Toward a conjecture of Tan and Tu on fibered general type surfaces
A. Huitrado-Mora, M. Castaneda-Salazar, A. G. Zamora
TL;DR
The paper addresses the Tan–Tu conjecture, which posits that for a semistable non-isotrivial fibration $f:X\to \mathbb{P}^1$ with $X$ of general type, the number of singular fibers satisfies $s\ge 7$. It proves the conjecture in two concrete settings: (i) fibrations obtained from blowing up the base locus of a transversal pencil on an exceptional minimal surface $S$ (with $(K_S^2,p_g)=(2,3)$ or $(1,2)$), and (ii) fibrations from a transversal adjoint pencil, under appropriate $K_S^2$ bounds.

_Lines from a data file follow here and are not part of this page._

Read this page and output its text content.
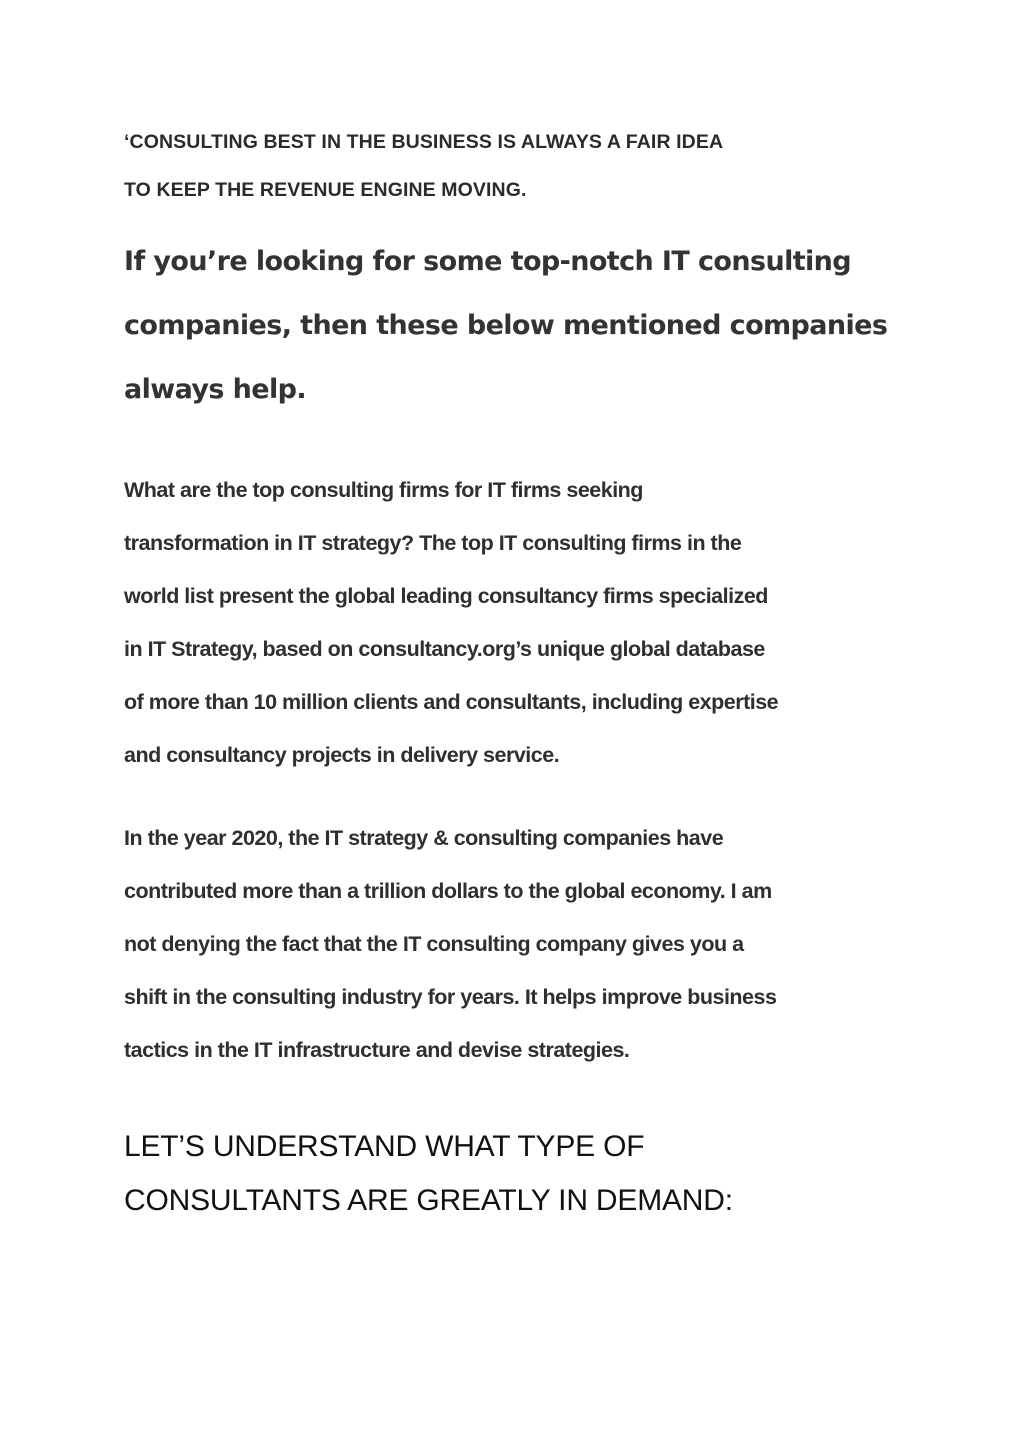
‘CONSULTING BEST IN THE BUSINESS IS ALWAYS A FAIR IDEA
TO KEEP THE REVENUE ENGINE MOVING.
If you’re looking for some top-notch IT consulting
companies, then these below mentioned companies
always help.
What are the top consulting firms for IT firms seeking
transformation in IT strategy? The top IT consulting firms in the
world list present the global leading consultancy firms specialized
in IT Strategy, based on consultancy.org’s unique global database
of more than 10 million clients and consultants, including expertise
and consultancy projects in delivery service.
In the year 2020, the IT strategy & consulting companies have
contributed more than a trillion dollars to the global economy. I am
not denying the fact that the IT consulting company gives you a
shift in the consulting industry for years. It helps improve business
tactics in the IT infrastructure and devise strategies.
LET’S UNDERSTAND WHAT TYPE OF
CONSULTANTS ARE GREATLY IN DEMAND:
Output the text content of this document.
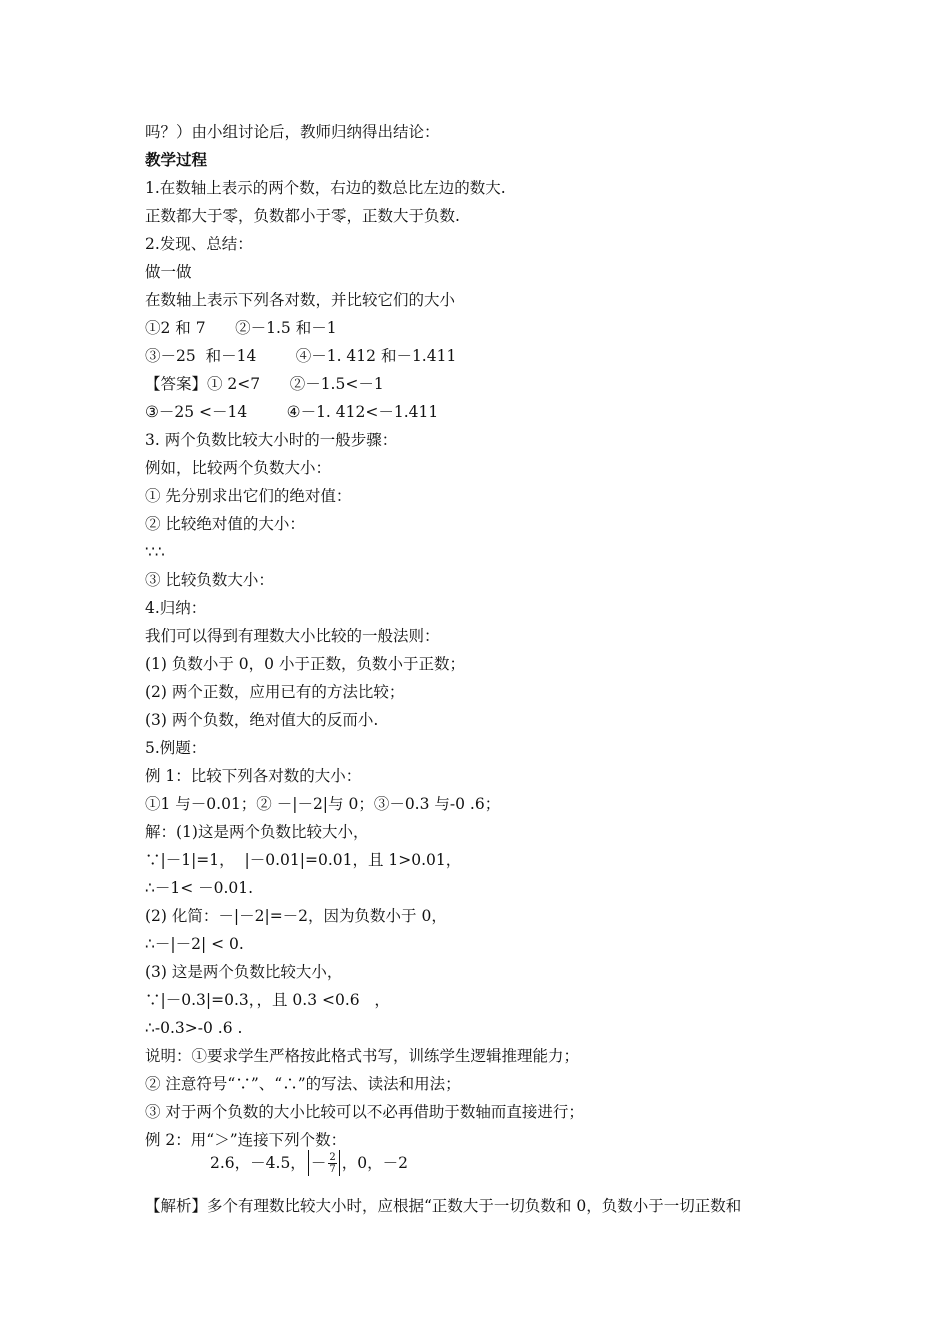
吗？）由小组讨论后，教师归纳得出结论：
教学过程
1.在数轴上表示的两个数，右边的数总比左边的数大.
正数都大于零，负数都小于零，正数大于负数.
2.发现、总结：
做一做
在数轴上表示下列各对数，并比较它们的大小
①2 和 7      ②－1.5 和－1
③－25  和－14        ④－1. 412 和－1.411
【答案】① 2<7      ②－1.5<－1
③－25 <－14        ④－1. 412<－1.411
3. 两个负数比较大小时的一般步骤：
例如，比较两个负数大小：
① 先分别求出它们的绝对值：
② 比较绝对值的大小：
∵∴
③ 比较负数大小：
4.归纳：
我们可以得到有理数大小比较的一般法则：
(1) 负数小于 0，0 小于正数，负数小于正数；
(2) 两个正数，应用已有的方法比较；
(3) 两个负数，绝对值大的反而小.
5.例题：
例 1：比较下列各对数的大小：
①1 与－0.01；② －|－2|与 0；③－0.3 与-0 .6；
解：(1)这是两个负数比较大小，
∵|－1|=1，  |－0.01|=0.01，且 1>0.01，
∴－1< －0.01.
(2) 化简：－|－2|=－2，因为负数小于 0，
∴－|－2| < 0.
(3) 这是两个负数比较大小，
∵|－0.3|=0.3，，且 0.3 <0.6   ，
∴-0.3>-0 .6 .
说明：①要求学生严格按此格式书写，训练学生逻辑推理能力；
② 注意符号“∵”、“∴”的写法、读法和用法；
③ 对于两个负数的大小比较可以不必再借助于数轴而直接进行；
例 2：用“＞”连接下列个数：
2.6，－4.5， － $\frac{2}{7}$ ，0，－2
【解析】多个有理数比较大小时，应根据“正数大于一切负数和 0，负数小于一切正数和
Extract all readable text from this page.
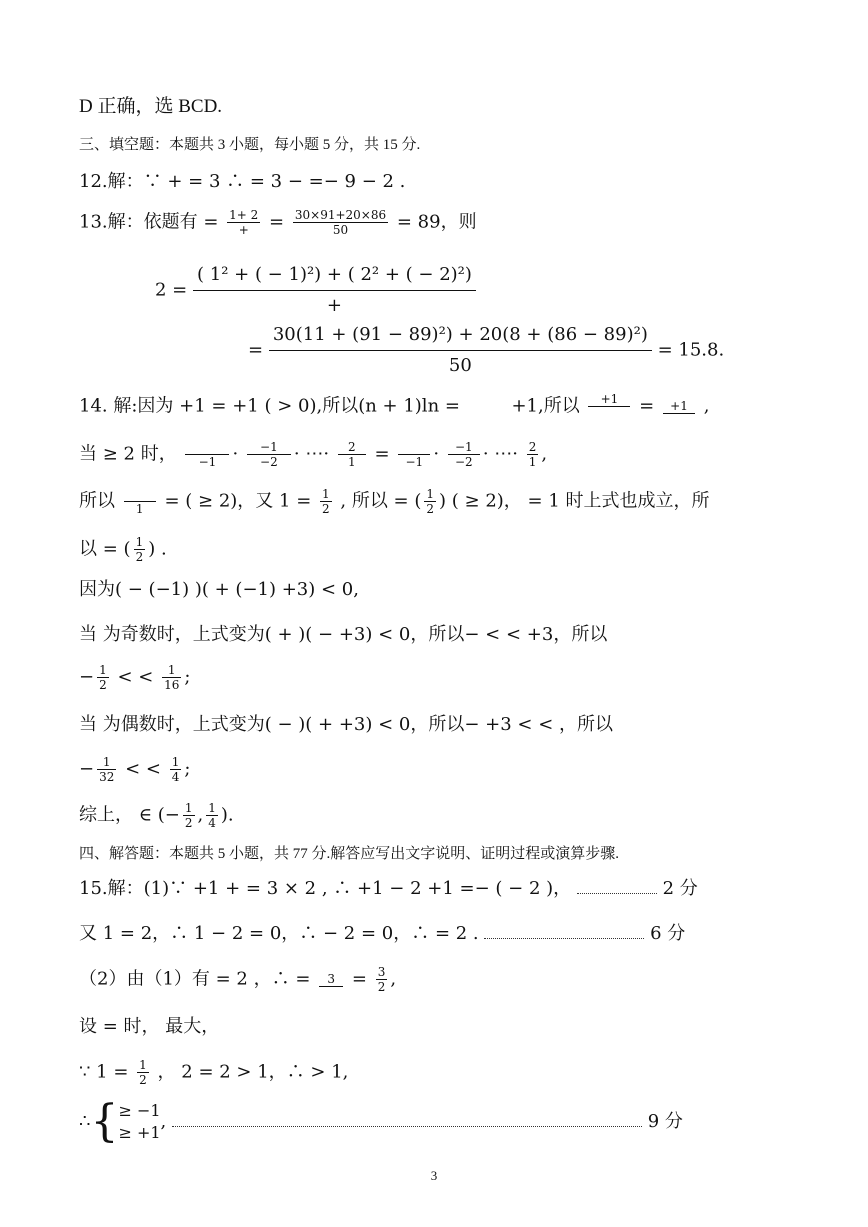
D 正确，选 BCD.
三、填空题：本题共 3 小题，每小题 5 分，共 15 分.
12.解：∵ + = 3 ∴ = 3 − =− 9 − 2 .
13.解：依题有 = $\frac{1+ 2}{+} = \frac{30\times 91+20\times 86}{50} = 89$，则
$2 = \frac{\text{( 1² + ( − 1)²) + ( 2² + ( − 2)²)}}{+}$
= $\frac{\text{30(11 + (91 − 89)²) + 20(8 + (86 − 89)²)}}{50} = 15.8$.
14. 解:因为 +1 = +1 ( > 0),所以(n + 1)ln =	+1,所以	+1
	=	+1 ,
当 ≥ 2 时，
	$-1 \cdot \frac{-1}{-2}$ · ⋯· $\frac{2}{1}$ =
	$-1 \cdot \frac{-1}{-2}$ · ⋯· $\frac{2}{1}$ ,
所以
	1	= ( ≥ 2)，又 $1 = \frac{1}{2}$ , 所以 = ( $\frac{1}{2}$ ) ( ≥ 2)， = 1 时上式也成立，所
以 = ( $\frac{1}{2}$ ) .
因为( − (−1) )( + (−1) +3) < 0,
当 为奇数时，上式变为( + )( − +3) < 0，所以− < < +3，所以
− $\frac{1}{2}$ < < $\frac{1}{16}$ ;
当 为偶数时，上式变为( − )( + +3) < 0，所以− +3 < < ，所以
− $\frac{1}{32}$ < < $\frac{1}{4}$ ;
综上， ∈ (− $\frac{1}{2}$ , $\frac{1}{4}$ ).
四、解答题：本题共 5 小题，共 77 分.解答应写出文字说明、证明过程或演算步骤.
15.解：(1)∵ +1 + = 3 × 2 , ∴ +1 − 2 +1 =− ( − 2 )，	2 分
又 1 = 2，∴ 1 − 2 = 0，∴ − 2 = 0，∴ = 2 .	6 分
（2）由（1）有 = 2 ，∴ =	$3 = \frac{3}{2}$ ,
设 = 时， 最大，
∵ $1 = \frac{1}{2}$ ， 2 = 2 > 1，∴ > 1,
∴{ ≥ −1
≥ +1
,	9 分
3
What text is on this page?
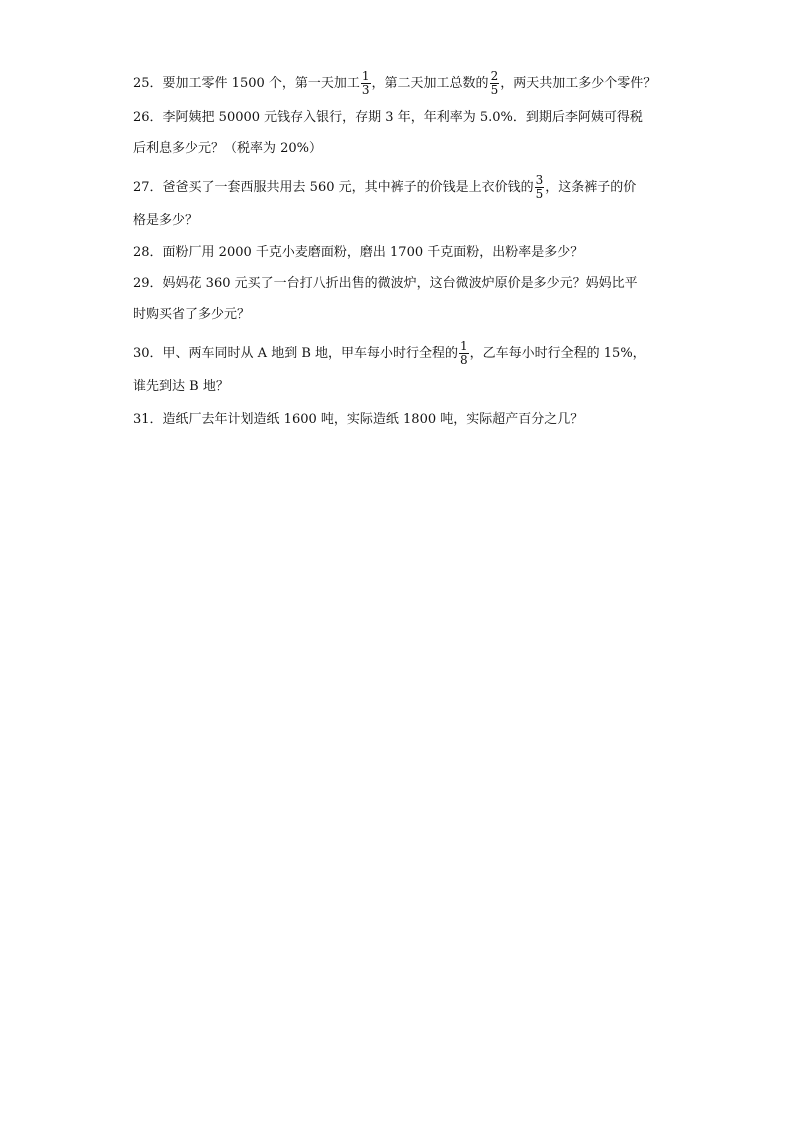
25．要加工零件 1500 个，第一天加工 $\frac{1}{3}$ ，第二天加工总数的 $\frac{2}{5}$ ，两天共加工多少个零件？
26．李阿姨把 50000 元钱存入银行，存期 3 年，年利率为 5.0%．到期后李阿姨可得税
后利息多少元？（税率为 20%）
27．爸爸买了一套西服共用去 560 元，其中裤子的价钱是上衣价钱的 $\frac{3}{5}$ ，这条裤子的价
格是多少？
28．面粉厂用 2000 千克小麦磨面粉，磨出 1700 千克面粉，出粉率是多少？
29．妈妈花 360 元买了一台打八折出售的微波炉，这台微波炉原价是多少元？妈妈比平
时购买省了多少元？
30．甲、两车同时从 A 地到 B 地，甲车每小时行全程的 $\frac{1}{8}$ ，乙车每小时行全程的 15%，
谁先到达 B 地？
31．造纸厂去年计划造纸 1600 吨，实际造纸 1800 吨，实际超产百分之几？
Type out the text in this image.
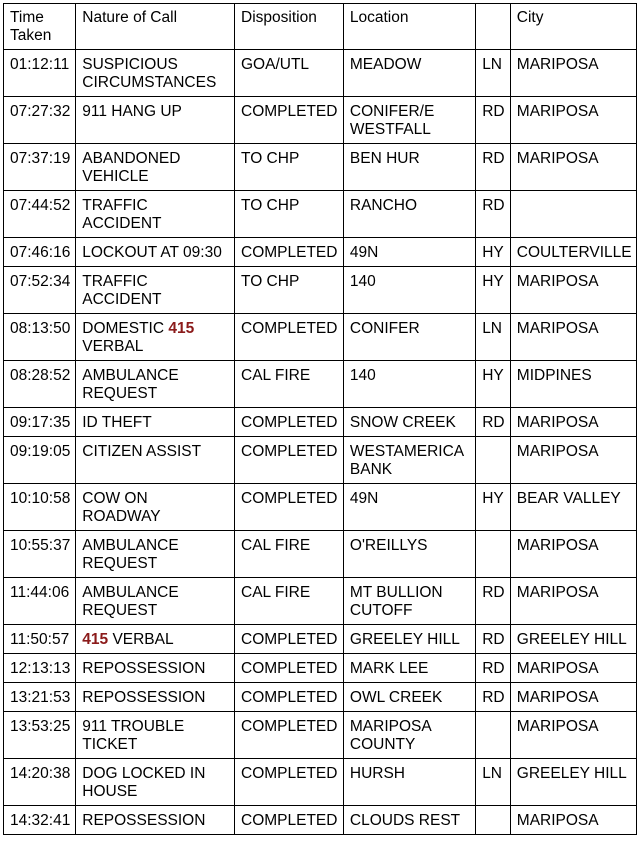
Time Taken	Nature of Call	Disposition	Location		City
01:12:11	SUSPICIOUS CIRCUMSTANCES	GOA/UTL	MEADOW	LN	MARIPOSA
07:27:32	911 HANG UP	COMPLETED	CONIFER/E WESTFALL	RD	MARIPOSA
07:37:19	ABANDONED VEHICLE	TO CHP	BEN HUR	RD	MARIPOSA
07:44:52	TRAFFIC ACCIDENT	TO CHP	RANCHO	RD	
07:46:16	LOCKOUT AT 09:30	COMPLETED	49N	HY	COULTERVILLE
07:52:34	TRAFFIC ACCIDENT	TO CHP	140	HY	MARIPOSA
08:13:50	DOMESTIC 415 VERBAL	COMPLETED	CONIFER	LN	MARIPOSA
08:28:52	AMBULANCE REQUEST	CAL FIRE	140	HY	MIDPINES
09:17:35	ID THEFT	COMPLETED	SNOW CREEK	RD	MARIPOSA
09:19:05	CITIZEN ASSIST	COMPLETED	WESTAMERICA BANK		MARIPOSA
10:10:58	COW ON ROADWAY	COMPLETED	49N	HY	BEAR VALLEY
10:55:37	AMBULANCE REQUEST	CAL FIRE	O'REILLYS		MARIPOSA
11:44:06	AMBULANCE REQUEST	CAL FIRE	MT BULLION CUTOFF	RD	MARIPOSA
11:50:57	415 VERBAL	COMPLETED	GREELEY HILL	RD	GREELEY HILL
12:13:13	REPOSSESSION	COMPLETED	MARK LEE	RD	MARIPOSA
13:21:53	REPOSSESSION	COMPLETED	OWL CREEK	RD	MARIPOSA
13:53:25	911 TROUBLE TICKET	COMPLETED	MARIPOSA COUNTY		MARIPOSA
14:20:38	DOG LOCKED IN HOUSE	COMPLETED	HURSH	LN	GREELEY HILL
14:32:41	REPOSSESSION	COMPLETED	CLOUDS REST		MARIPOSA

The method combines Tan's inequality with detailed analysis of canonical or bi-canonical maps (e.g., $\phi_{K_S}$ and $\phi_{2K_S}$) and degree considerations on the images in projective planes to exclude configurations with too few singular fibers. These results demonstrate a viable strategy to extend Tan–Tu to broader classes by exploiting base-locus geometry and adjoint linear systems.
Abstract
Given a semistable non-isotrivial fibered surface $f:X\to \mathbb{P}^1$ it was conjectured by Tan and Tu that if $X$ is of general type, then $f$ admits at least $7$ singular fibers. In this paper we prove this conjecture in several particular cases, i.e. assuming $f$ is obtained from blowing-up the base locus of a transversal pencil on an exceptional minimal surface $S$ or assuming that $f$ is obtained as the blow-up of the base locus of a transversal and adjoint pencil on a minimal surface.